A brother and a bestfriend

873 178 35
                                    

Sudut pandang di sini sudah mulai campur-campur ya. Jadi tolong lihat nama di tiap bagian saja. Itu sudut pandang dia. Semua tokoh juga keluar. Rame deh pokoknya. 

As always, hope you enjoy this story as much as I do. Luv you, genks!

***

Pemandangan Singapura dari Marina Bay Sand Hotel Nadin tatap hampa. Langit pagi ini cerah, namun segala kebimbangan di hati membuat resah tidak mau pergi. Ponsel dia ambil dari atas meja ruang tengah hotel. Ini ponselnya dengan nomor Singapura karena dia sudah berada di sini lebih lama dari rencana. Nomor Indonesia nya masih ada, namun benda itu dia non-aktifkan sementara.

"Selamat pagi, Naaad," suara Raya di seberang sana.

"Hey, Ya."

"Is this the day?" tanya Raya.

'The day' di sini adalah hari dimana dua keluarga bertemu. Keluarga Winata dan keluarga Saddiq karena perjodohannya dengan Majeed Saddiq.

"Yeah," jawabnya tidak bersemangat.

"Nad, lo mau gue ke sana?"

Kepalanya menunduk sedih. Tiba-tiba ingatannya terbang pada Juna. Laki-laki yang dia cinta tapi tidak mencintainya kembali. "Nggak usah. Gue nggak apa-apa."

"Gue mau cerita boleh nggak?" ujar Raya hati-hati. Nafas Raya hirup dalam sebelum melanjutkan. "Gue ketemu Juna."

Dia mendesah kecil. "Kantor kita kerja bareng, Ya. Pasti lo ketemu dia."

"Gue ketemu Juna, di kedai kopi punya adek lo. Bukan soal kerjaan."

Matanya terpejam karena rasa berat menghimpit cepat. "Gue udah ketemu Majeed. Semua udah setengah jalan. Juna cuma akan panik sebentar, kayak waktu dulu kasus gue sama Henry. Dia juga panik nyariin gue, nyamperin gue ke rumah sakit. Tapi ya udah, setelah itu nggak ada apa-apa. Herjuna selalu jadi cowok baik, Ya. Dia selalu baik dan perhatian, sebagai teman."

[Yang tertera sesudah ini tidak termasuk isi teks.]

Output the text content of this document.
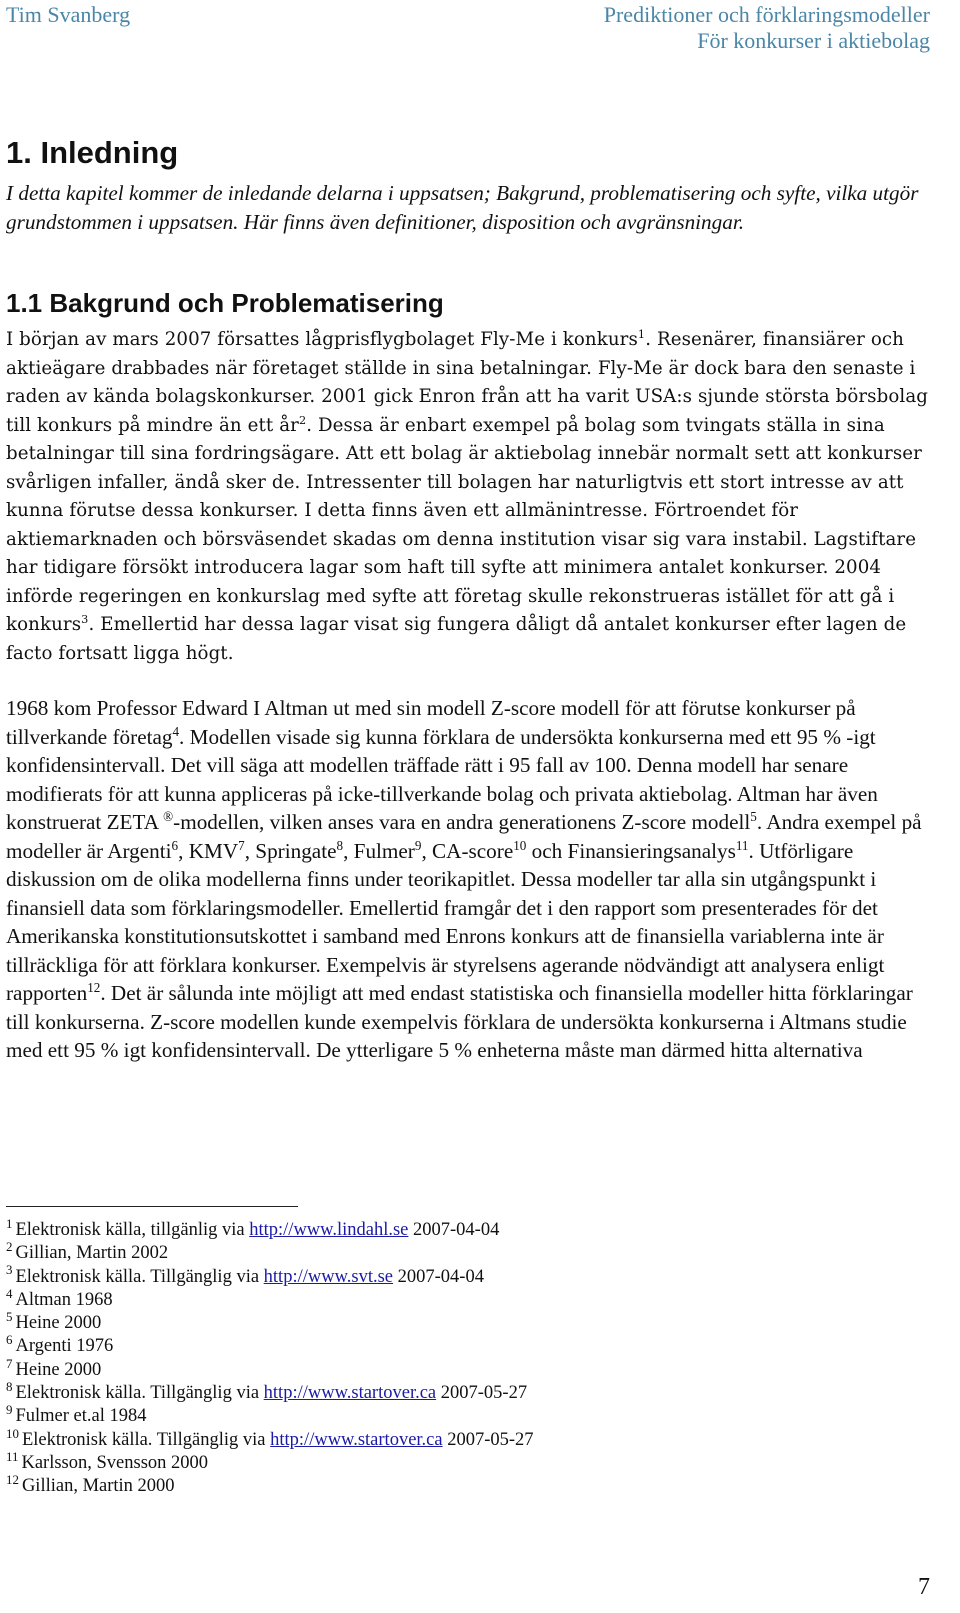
Tim Svanberg	Prediktioner och förklaringsmodeller
För konkurser i aktiebolag
1. Inledning

I detta kapitel kommer de inledande delarna i uppsatsen; Bakgrund, problematisering och syfte, vilka utgör grundstommen i uppsatsen. Här finns även definitioner, disposition och avgränsningar.

1.1 Bakgrund och Problematisering

I början av mars 2007 försattes lågprisflygbolaget Fly-Me i konkurs$^1$. Resenärer, finansiärer och aktieägare drabbades när företaget ställde in sina betalningar. Fly-Me är dock bara den senaste i raden av kända bolagskonkurser. 2001 gick Enron från att ha varit USA:s sjunde största börsbolag till konkurs på mindre än ett $år^2$. Dessa är enbart exempel på bolag som tvingats ställa in sina betalningar till sina fordringsägare. Att ett bolag är aktiebolag innebär normalt sett att konkurser svårligen infaller, ändå sker de. Intressenter till bolagen har naturligtvis ett stort intresse av att kunna förutse dessa konkurser. I detta finns även ett allmänintresse. Förtroendet för aktiemarknaden och börsväsendet skadas om denna institution visar sig vara instabil. Lagstiftare har tidigare försökt introducera lagar som haft till syfte att minimera antalet konkurser. 2004 införde regeringen en konkurslag med syfte att företag skulle rekonstrueras istället för att gå i konkurs$^3$. Emellertid har dessa lagar visat sig fungera dåligt då antalet konkurser efter lagen de facto fortsatt ligga högt.

1968 kom Professor Edward I Altman ut med sin modell Z-score modell för att förutse konkurser på tillverkande företag$^4$. Modellen visade sig kunna förklara de undersökta konkurserna med ett 95 % -igt konfidensintervall. Det vill säga att modellen träffade rätt i 95 fall av 100. Denna modell har senare modifierats för att kunna appliceras på icke-tillverkande bolag och privata aktiebolag. Altman har även konstruerat ZETA ®-modellen, vilken anses vara en andra generationens Z-score modell$^5$. Andra exempel på modeller är Argenti$^6$, KMV$^7$, Springate$^8$, Fulmer$^9$, CA-score$^{10}$ och Finansieringsanalys$^{11}$. Utförligare diskussion om de olika modellerna finns under teorikapitlet. Dessa modeller tar alla sin utgångspunkt i finansiell data som förklaringsmodeller. Emellertid framgår det i den rapport som presenterades för det Amerikanska konstitutionsutskottet i samband med Enrons konkurs att de finansiella variablerna inte är tillräckliga för att förklara konkurser. Exempelvis är styrelsens agerande nödvändigt att analysera enligt rapporten$^{12}$. Det är sålunda inte möjligt att med endast statistiska och finansiella modeller hitta förklaringar till konkurserna. Z-score modellen kunde exempelvis förklara de undersökta konkurserna i Altmans studie med ett 95 % igt konfidensintervall. De ytterligare 5 % enheterna måste man därmed hitta alternativa

$^1$ Elektronisk källa, tillgänlig via http://www.lindahl.se 2007-04-04
$^2$ Gillian, Martin 2002
$^3$ Elektronisk källa. Tillgänglig via http://www.svt.se 2007-04-04
$^4$ Altman 1968
$^5$ Heine 2000
$^6$ Argenti 1976
$^7$ Heine 2000
$^8$ Elektronisk källa. Tillgänglig via http://www.startover.ca 2007-05-27
$^9$ Fulmer et.al 1984
$^{10}$ Elektronisk källa. Tillgänglig via http://www.startover.ca 2007-05-27
$^{11}$ Karlsson, Svensson 2000
$^{12}$ Gillian, Martin 2000
7
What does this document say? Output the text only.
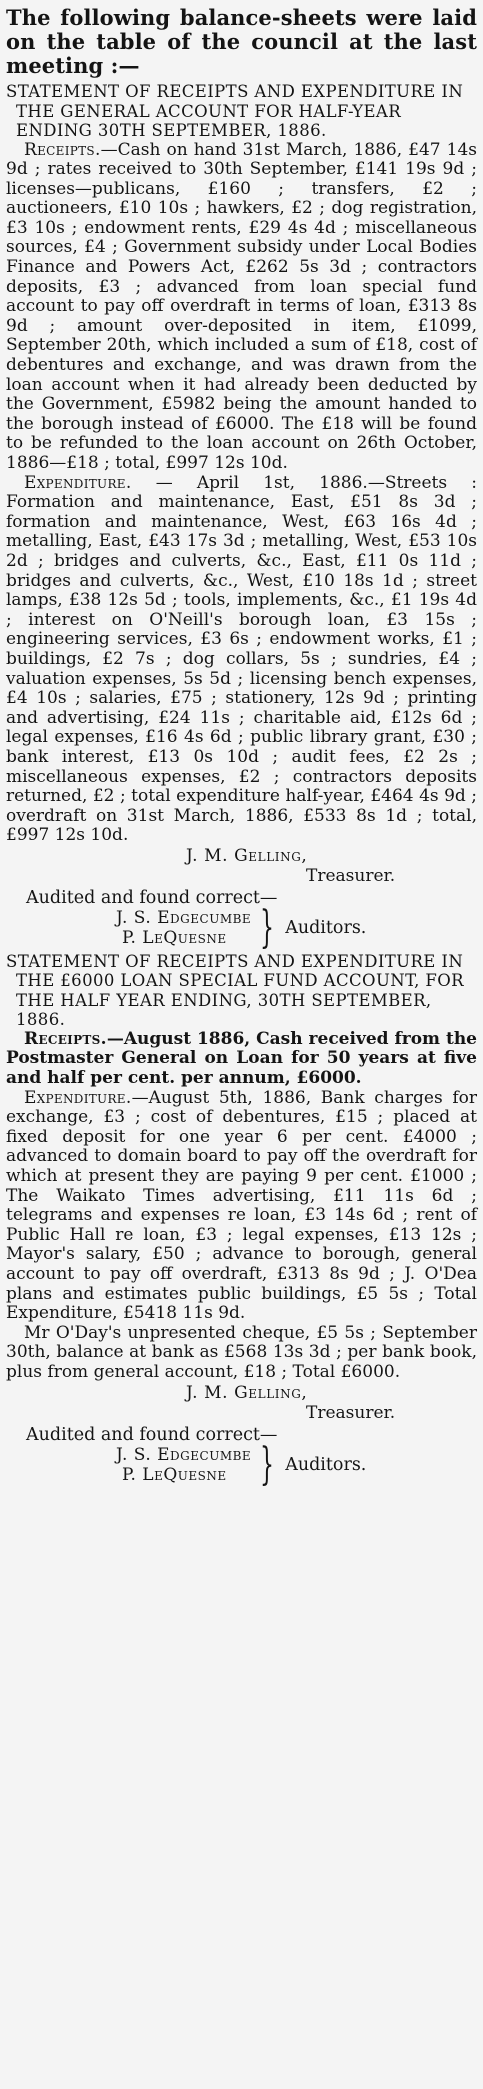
The following balance-sheets were laid on the table of the council at the last meeting :—

STATEMENT OF RECEIPTS AND EXPENDITURE IN THE GENERAL ACCOUNT FOR HALF-YEAR ENDING 30TH SEPTEMBER, 1886.

Receipts.—Cash on hand 31st March, 1886, £47 14s 9d ; rates received to 30th September, £141 19s 9d ; licenses—publicans, £160 ; transfers, £2 ; auctioneers, £10 10s ; hawkers, £2 ; dog registration, £3 10s ; endowment rents, £29 4s 4d ; miscellaneous sources, £4 ; Government subsidy under Local Bodies Finance and Powers Act, £262 5s 3d ; contractors deposits, £3 ; advanced from loan special fund account to pay off overdraft in terms of loan, £313 8s 9d ; amount over-deposited in item, £1099, September 20th, which included a sum of £18, cost of debentures and exchange, and was drawn from the loan account when it had already been deducted by the Government, £5982 being the amount handed to the borough instead of £6000. The £18 will be found to be refunded to the loan account on 26th October, 1886—£18 ; total, £997 12s 10d.

Expenditure. — April 1st, 1886.—Streets : Formation and maintenance, East, £51 8s 3d ; formation and maintenance, West, £63 16s 4d ; metalling, East, £43 17s 3d ; metalling, West, £53 10s 2d ; bridges and culverts, &c., East, £11 0s 11d ; bridges and culverts, &c., West, £10 18s 1d ; street lamps, £38 12s 5d ; tools, implements, &c., £1 19s 4d ; interest on O'Neill's borough loan, £3 15s ; engineering services, £3 6s ; endowment works, £1 ; buildings, £2 7s ; dog collars, 5s ; sundries, £4 ; valuation expenses, 5s 5d ; licensing bench expenses, £4 10s ; salaries, £75 ; stationery, 12s 9d ; printing and advertising, £24 11s ; charitable aid, £12s 6d ; legal expenses, £16 4s 6d ; public library grant, £30 ; bank interest, £13 0s 10d ; audit fees, £2 2s ; miscellaneous expenses, £2 ; contractors deposits returned, £2 ; total expenditure half-year, £464 4s 9d ; overdraft on 31st March, 1886, £533 8s 1d ; total, £997 12s 10d.

J. M. Gelling,

Treasurer.

Audited and found correct—

J. S. Edgecumbe
P. LeQuesne } Auditors.

STATEMENT OF RECEIPTS AND EXPENDITURE IN THE £6000 LOAN SPECIAL FUND ACCOUNT, FOR THE HALF YEAR ENDING, 30TH SEPTEMBER, 1886.

Receipts.—August 1886, Cash received from the Postmaster General on Loan for 50 years at five and half per cent. per annum, £6000.

Expenditure.—August 5th, 1886, Bank charges for exchange, £3 ; cost of debentures, £15 ; placed at fixed deposit for one year 6 per cent. £4000 ; advanced to domain board to pay off the overdraft for which at present they are paying 9 per cent. £1000 ; The Waikato Times advertising, £11 11s 6d ; telegrams and expenses re loan, £3 14s 6d ; rent of Public Hall re loan, £3 ; legal expenses, £13 12s ; Mayor's salary, £50 ; advance to borough, general account to pay off overdraft, £313 8s 9d ; J. O'Dea plans and estimates public buildings, £5 5s ; Total Expenditure, £5418 11s 9d.

Mr O'Day's unpresented cheque, £5 5s ; September 30th, balance at bank as £568 13s 3d ; per bank book, plus from general account, £18 ; Total £6000.

J. M. Gelling,

Treasurer.

Audited and found correct—

J. S. Edgecumbe
P. LeQuesne } Auditors.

"Nad, yang gue lihat nggak begitu. Herjuna beneran putus asa nyariin lo."

"Nggak akan ada apa-apa, Ya," saliva dia loloskan mengingat tahun-tahun dia berharap bahwa Juna akan mengerti apa yang dia rasa dan bisa menerimanya.

"Kalau gitu gue boleh bilang dong lo dimana. Nggak akan ada apa-apa kan?"

Kimono satin Nadin rapatkan, rasanya dingin. Karena dia merindukan laki-laki yang hanya menganggapnya teman saja. "Nggak perlu bilang. Gue capek, Ya. Gue nggak mau berharap kalau nanti dia akan datang."

"Entah kenapa gue merasa Herjuna akan melakukan apa aja kali ini, Nad. Buat lo."

Sakit itu menyelinap lagi. Kali ini dia terkekeh miris. "Jangan harap, Ya. Herjuna punya trauma sama cewek kaya. Setelah cerita dia dan Alea yang berakhir pahit begitu, gue yakin dia nggak akan maju. Rayaa....kenapa lo bilang begini sih? Gue jadi berpikir kalau Juna beneran nyariin gue," air matanya jatuh satu.

"Dia beneran nyariin lo, Sayang. Coba nyalain ponsel lo. Liat sendiri dia bilang apa."

"Gue nggak mau berharap lagi, Ya. Sakit hati," tangannya mengusap air mata.

"Nyalain dulu ponsel lo, Nad. Please. Kalau nggak ada apa-apa di sana, silahkan menikah dengan Majeed. Tapi kalau ada..."

"Nggak akan ada, Raya. Palingan dia cuma kirim pesan sepele, minta maaf, ngajak makan, semua biasa aja kayak kalau kita berantem aja. As a friend, nothing more."

"Sayang, coba nyalain dulu, okey?"

Nafas dia hirup panjang.

"Majeed gimana? Ganteng nggak?" Raya mengalihkan pembicaraan.